What is he talking about? He’s bitching about the requirement that student clubs that receive university support and backing must be open to all students, even gays. Exercising this legal equality on behalf of all students who pay the same tuition and fees, who attend the same classes as everyone else, who meet the same academic expectations as all, suddenly becomes – in the confused mind of Supreme Court Justice Scalia – the distorted suppression of a religiously acceptable yet bigoted moral judgement.
This catholic moral judgement is not understood to be just another example of religiously inspired bigotry; after all, it comes from scripture, which is presumed to be true. That means that correct moral behaviour is considered by the religiously minded like Scalia to be bigotry in action. And that causes him not the slightest intellectual discomfort. In his mind befuddled and addled by catholicism all other considerations – like legal equality – must first fit this faith-based model on what is moral under scriptural authority, and if that means abusing the language to do so – by presuming that a bigoted moral judgement is sanctioned by god through the authority of scripture – then legal equality must be an imposition indeed.
The blame for this imposition – this insistence on legal equality by the secular state – is flung back at reality, claiming that legal equality of diverse people is actually a distorted view under catholicism, clashing as it does with the presumption of scriptural authority that allows a special exemption for religious bigotry under the intentional misnomer of moral judgement. It’s as if to say it isn’t up to me as a Supreme Court Justice to judge legal inequality when it is upheld by the religiously deluded; my hands are tied by the religious view that god has judged this inequality to be right and proper on moral grounds. Bigotry becomes moral and is then brought forth from the wastelands of scripture into the confusing world of real people in real time where what should be a cut and dry legal issue of equality becomes a confused religious issue about permissive legal bigotry sanctioned on theological moral grounds.

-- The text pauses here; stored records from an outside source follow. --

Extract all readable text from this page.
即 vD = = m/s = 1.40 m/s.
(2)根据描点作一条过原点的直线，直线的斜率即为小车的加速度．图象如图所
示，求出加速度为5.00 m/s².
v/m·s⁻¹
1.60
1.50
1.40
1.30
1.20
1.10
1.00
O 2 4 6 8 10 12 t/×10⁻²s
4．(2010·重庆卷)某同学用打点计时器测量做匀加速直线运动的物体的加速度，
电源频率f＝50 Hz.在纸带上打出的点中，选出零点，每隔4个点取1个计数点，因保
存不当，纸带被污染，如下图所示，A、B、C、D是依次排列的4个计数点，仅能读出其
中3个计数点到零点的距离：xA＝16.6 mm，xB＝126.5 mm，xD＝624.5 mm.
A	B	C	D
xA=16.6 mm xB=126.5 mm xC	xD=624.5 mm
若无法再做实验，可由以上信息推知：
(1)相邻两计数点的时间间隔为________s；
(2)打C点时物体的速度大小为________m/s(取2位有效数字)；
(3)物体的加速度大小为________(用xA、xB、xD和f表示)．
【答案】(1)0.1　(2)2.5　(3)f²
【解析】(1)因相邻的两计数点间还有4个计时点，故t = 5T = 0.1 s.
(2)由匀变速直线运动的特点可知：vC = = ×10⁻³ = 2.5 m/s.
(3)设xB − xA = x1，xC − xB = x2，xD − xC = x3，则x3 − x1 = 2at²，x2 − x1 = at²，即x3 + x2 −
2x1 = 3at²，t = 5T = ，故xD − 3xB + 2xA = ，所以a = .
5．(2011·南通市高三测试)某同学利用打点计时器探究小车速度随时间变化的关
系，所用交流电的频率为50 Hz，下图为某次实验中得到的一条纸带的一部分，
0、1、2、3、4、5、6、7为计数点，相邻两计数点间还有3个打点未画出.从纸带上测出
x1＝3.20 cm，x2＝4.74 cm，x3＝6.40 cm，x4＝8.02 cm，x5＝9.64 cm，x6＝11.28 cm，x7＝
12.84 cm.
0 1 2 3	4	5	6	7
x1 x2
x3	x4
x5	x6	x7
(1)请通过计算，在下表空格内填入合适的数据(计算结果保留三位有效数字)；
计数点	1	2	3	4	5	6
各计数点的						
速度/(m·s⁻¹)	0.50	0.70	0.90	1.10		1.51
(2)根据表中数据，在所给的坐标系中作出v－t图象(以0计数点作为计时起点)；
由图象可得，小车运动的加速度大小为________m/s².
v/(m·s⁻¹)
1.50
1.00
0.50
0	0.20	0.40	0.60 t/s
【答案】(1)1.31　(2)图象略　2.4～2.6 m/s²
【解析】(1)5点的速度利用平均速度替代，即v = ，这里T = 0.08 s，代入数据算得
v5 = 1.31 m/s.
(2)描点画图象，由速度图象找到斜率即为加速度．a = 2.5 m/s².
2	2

And Scalia is okay with this contorted pretzel of rationalizations in the service of maintaining the supremacy his religious presumptions even in his high public office. The fact that such a dimwit and badly confused idiot as Scalia could be selected and then promoted to the highest secular court in the land is damning evidence of just how in need of repair and support is the wall of separation between church and state… if you care about legal equality, of course.